Auschwitz
NEL VERO ANNO ZERO (di Vittorio Sereni)
Meno male lui disse, il più festante: che meno male c’erano tutti.
Tutti alle Case dei Sassoni – rifacendo la conta.
Mai stato in Sachsenhausen? Mai stato.
A mangiare ginocchio di porco? Mai stato.
Ma certo, alle case dei Sassoni.
Alle Case dei Sassoni, in Sachsenhausen, cosa c’è di strano?
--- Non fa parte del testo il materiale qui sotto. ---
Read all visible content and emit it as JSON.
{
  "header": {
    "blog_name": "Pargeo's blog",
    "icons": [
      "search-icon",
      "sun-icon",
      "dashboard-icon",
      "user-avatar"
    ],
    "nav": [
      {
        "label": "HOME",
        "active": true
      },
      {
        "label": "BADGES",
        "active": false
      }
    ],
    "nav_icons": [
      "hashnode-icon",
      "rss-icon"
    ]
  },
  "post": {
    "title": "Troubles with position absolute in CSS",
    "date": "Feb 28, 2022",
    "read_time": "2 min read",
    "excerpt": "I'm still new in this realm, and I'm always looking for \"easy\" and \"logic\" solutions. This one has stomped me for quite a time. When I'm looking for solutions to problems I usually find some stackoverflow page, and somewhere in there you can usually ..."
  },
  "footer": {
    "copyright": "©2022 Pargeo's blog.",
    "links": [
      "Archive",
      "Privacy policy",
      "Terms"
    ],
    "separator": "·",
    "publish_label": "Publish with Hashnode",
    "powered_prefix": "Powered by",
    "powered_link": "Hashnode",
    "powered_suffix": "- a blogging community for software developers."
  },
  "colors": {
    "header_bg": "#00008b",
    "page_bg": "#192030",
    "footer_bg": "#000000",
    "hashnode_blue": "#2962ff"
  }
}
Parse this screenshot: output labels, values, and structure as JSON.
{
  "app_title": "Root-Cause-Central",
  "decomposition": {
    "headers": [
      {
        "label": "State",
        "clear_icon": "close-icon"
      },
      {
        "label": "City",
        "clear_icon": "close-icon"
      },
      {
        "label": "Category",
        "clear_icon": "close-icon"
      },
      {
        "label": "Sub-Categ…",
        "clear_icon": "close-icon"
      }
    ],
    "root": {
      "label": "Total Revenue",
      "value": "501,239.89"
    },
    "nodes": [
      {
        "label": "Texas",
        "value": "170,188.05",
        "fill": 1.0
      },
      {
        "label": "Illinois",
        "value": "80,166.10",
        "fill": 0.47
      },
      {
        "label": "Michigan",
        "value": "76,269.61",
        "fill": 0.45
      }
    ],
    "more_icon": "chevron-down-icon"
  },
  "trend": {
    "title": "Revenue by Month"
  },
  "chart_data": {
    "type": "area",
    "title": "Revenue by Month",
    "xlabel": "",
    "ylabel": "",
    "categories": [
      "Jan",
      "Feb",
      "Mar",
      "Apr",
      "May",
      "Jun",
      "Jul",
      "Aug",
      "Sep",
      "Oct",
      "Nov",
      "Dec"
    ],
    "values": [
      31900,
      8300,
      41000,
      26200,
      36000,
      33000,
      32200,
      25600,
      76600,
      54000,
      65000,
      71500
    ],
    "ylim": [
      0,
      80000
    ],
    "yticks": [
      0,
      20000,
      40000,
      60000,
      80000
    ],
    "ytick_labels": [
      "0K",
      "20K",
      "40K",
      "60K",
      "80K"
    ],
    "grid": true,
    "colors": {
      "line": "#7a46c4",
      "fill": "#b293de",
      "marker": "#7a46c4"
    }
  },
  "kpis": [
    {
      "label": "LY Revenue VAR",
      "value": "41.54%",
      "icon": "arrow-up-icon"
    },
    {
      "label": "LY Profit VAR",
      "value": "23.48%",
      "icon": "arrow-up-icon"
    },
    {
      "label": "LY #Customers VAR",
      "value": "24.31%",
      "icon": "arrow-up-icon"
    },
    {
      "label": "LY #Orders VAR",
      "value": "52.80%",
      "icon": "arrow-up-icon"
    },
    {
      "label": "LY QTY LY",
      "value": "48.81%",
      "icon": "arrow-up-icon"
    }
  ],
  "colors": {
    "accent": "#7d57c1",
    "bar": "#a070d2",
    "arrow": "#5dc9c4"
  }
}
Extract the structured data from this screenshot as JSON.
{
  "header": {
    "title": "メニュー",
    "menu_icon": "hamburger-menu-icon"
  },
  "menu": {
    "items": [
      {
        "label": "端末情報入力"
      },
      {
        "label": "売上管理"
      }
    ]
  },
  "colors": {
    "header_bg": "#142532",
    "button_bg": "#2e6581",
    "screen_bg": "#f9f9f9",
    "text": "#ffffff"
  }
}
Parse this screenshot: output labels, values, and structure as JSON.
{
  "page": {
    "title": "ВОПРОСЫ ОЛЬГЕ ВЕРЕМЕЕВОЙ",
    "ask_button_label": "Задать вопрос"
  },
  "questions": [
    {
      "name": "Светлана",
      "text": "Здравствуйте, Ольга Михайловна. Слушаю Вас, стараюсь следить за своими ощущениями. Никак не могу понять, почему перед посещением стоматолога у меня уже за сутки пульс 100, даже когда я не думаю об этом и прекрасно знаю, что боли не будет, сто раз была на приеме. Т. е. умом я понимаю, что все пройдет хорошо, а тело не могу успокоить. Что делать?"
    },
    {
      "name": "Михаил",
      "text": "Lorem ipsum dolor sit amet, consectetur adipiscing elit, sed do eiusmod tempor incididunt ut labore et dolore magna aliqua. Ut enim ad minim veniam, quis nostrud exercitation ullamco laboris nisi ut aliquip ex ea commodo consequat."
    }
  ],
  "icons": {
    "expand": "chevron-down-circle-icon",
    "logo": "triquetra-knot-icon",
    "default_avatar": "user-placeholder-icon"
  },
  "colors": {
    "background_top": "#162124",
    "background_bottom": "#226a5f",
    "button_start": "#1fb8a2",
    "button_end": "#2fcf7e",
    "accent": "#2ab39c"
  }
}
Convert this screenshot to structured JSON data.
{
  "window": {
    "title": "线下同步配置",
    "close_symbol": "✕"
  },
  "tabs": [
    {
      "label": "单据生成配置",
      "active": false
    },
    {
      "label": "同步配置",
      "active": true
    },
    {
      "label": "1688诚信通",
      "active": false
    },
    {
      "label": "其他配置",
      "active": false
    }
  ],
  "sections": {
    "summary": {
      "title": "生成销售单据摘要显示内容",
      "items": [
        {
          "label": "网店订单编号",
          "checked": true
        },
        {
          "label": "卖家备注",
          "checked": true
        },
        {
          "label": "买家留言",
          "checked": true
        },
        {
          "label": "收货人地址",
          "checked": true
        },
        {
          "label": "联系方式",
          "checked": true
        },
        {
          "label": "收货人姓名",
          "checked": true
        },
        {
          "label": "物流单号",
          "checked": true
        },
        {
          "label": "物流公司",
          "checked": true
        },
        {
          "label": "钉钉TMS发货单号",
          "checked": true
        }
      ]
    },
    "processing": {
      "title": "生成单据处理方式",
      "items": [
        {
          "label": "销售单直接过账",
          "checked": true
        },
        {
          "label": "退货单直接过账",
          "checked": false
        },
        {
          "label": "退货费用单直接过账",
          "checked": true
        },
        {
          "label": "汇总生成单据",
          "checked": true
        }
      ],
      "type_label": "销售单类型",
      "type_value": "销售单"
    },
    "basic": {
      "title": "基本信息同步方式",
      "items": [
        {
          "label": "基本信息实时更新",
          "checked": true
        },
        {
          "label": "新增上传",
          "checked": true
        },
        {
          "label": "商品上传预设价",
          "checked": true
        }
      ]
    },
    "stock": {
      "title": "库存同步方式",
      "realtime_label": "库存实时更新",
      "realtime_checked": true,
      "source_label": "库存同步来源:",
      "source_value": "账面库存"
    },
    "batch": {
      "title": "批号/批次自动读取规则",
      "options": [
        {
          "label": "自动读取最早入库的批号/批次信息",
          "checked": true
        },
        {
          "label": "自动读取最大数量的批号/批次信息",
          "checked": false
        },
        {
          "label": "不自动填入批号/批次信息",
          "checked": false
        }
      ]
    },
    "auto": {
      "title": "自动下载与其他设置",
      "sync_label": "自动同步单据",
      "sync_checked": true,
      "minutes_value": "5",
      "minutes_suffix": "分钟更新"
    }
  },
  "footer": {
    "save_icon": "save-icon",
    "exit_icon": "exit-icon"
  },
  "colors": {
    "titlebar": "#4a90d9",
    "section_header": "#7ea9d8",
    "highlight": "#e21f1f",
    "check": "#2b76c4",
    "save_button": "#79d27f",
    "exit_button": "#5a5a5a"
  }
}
Ma quante Sachsenhausen in Germania, quante case.
Dei Sassoni, dice rassicurante
caso mai svicolasse tra le nebbie
un’ombra di recluso nel suo gabbano.
No non c’ero mai stato in Sachsenhausen.
E gli altri allora – mi legge nel pensiero –
quegli altri carponi fuori da Stalingrado
mummie di già soldati
dentro quel sole di sciagura fermo
sui loro anni aquilonari…dopo tanti anni
non è la stessa cosa?
Tutto ingoiano le nuove belve, tutto –
si mangiano cuore e memoria queste belve onnivore.
A balzi nel chiaro di luna s’infilano in un night.
Sachsenhausen è il nome di un quartiere di Francoforte sul Meno; ma anche una località a una ventina di chilometri da Berlino nella quale, già nel ’33, fu allestito il primo campo di concentramento nazista.
(Sachsenhausen è anche il nome di un ristorante a cui Sereni viene invitato da un conoscente. Case dei Sassoni ne è la traduzione).